Pietro Ichino risponde a muso duro a Marianna Madia, ministro per la Pubblica amministrazione. Secondo Marianna Madia, gli statali sono esclusi dal Jobs Act, perché entrano per concorso e quindi seguono regole diverse. Ichino non ha peli sulla lingua:
“Qualche volta anche i ministri sbagliano, concorso non significa inamovibilità”.
Poi Pietro Ichino alza il tiro:
“Sbaglia chi voleva l’espressa esclusione dei dipendenti pubblici, come la minoranza di sinistra del Pd e probabilmente anche qualcuno all’interno delle strutture ministeriali. Non si rendono conto che il contratto a tutele crescenti costituisce l’unica soluzione possibile per il problema del precariato, anche nel settore pubblico. Il precariato è l’altra faccia, strutturalmente inevitabile, dell’inamovibilità dei lavoratori di ruolo”.
Non è stata partita facile superare l’ostruzionismo dei funzionari, anonimi ma feroci, come racconta Pietro Ichino nel suo blog:
“Per fortuna nel corso della nottata la norma che pretendeva di escludere dal contratto a tutele crescenti l’intero settore pubblico, [è] stata defalcata prima ancora della presentazione del testo legislativo al Consiglio dei Ministri; ma la negoziazione fino all’ultimo istante del testo legislativo ha finito col causare la mattina del 24 un ritardo di tre ore nell’inizio della riunione del Consiglio dei Ministri”.

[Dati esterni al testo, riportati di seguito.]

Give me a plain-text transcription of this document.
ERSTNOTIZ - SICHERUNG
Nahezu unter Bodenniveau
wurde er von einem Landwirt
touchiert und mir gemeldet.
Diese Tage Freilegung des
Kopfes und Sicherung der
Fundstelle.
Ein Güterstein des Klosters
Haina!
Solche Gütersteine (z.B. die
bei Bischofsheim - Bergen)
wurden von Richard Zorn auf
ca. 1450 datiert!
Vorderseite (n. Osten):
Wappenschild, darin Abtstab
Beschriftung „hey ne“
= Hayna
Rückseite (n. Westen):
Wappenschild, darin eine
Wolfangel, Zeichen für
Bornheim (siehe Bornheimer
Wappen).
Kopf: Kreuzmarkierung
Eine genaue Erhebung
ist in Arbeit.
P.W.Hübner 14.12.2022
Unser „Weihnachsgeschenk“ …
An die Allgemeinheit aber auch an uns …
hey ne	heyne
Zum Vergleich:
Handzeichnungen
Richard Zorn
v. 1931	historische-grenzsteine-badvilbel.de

Nel suo blog, a proposito dell’indennita di licenziamento, Pietro Ichino scrive anche di peggio, riferendosi a una “non identificata mano di estensore ostile alla riforma»”, alludendo, come nota Lorenzo Salvia, a qualche tecnico dello stesso Ministero:
“Sulla formulazione originaria si è inserita la mano di un estensore evidentemente ostile allo schema tedesco della conciliazione standard, la quale ha – inspiegabilmente – appesantito e irrigidito le modalità in cui l’offerta può essere rivolta dal datore al prestatore di lavoro licenziato, prevedendo che questo possa avvenire soltanto in una sede sindacale, amministrativa o giudiziale, secondo quanto previsto dal comma 4 dell’articolo 2113 cod. civ. e soltanto mediante offerta di un assegno circolare. Inspiegabilmente, perché la rinuncia a impugnare un licenziamento non costituisce rinuncia o transazione impugnabile a norma del suddetto articolo 2113; né si vede quale pericolosità sociale possa ravvisarsi nel pagamento eventualmente effettuato dal datore di lavoro in forma diversa dalla consegna di assegno circolare, per esempio mediante bonifico bancario”.
E va oltre:
“Nelle ultime settimane è apparsa chiara una cosa singolare: il ministero (o il ministro stesso?) del Lavoro non condivideva le linee fondamentali della politica del lavoro del Governo. Si adoperava per ridurre significativamente l’incisività della riforma più importante nel suo programma, in alcuni casi addirittura per destrutturarla dall’interno. Contrapponeva una propria bozza di decreto a quella costruita sui punti fondamentali indicati da Palazzo Chigi e dal ministro dell’Economia. Alla fine è stata solo la determinazione [di Matteo Renzi] che ha consentito di sventare gli attentati più pericolosi alla coerenza del disegno, uno per uno. Donde una domanda: non sarebbe urgente che premier e ministro del Lavoro, approfittando delle feste di fine anno, avessero tra loro un chiarimento approfondito, per evitare che anche sui prossimi decreti – e in particolare su quello che avrà per oggetto il Codice semplificato – si ripeta il braccio di ferro estenuante?”.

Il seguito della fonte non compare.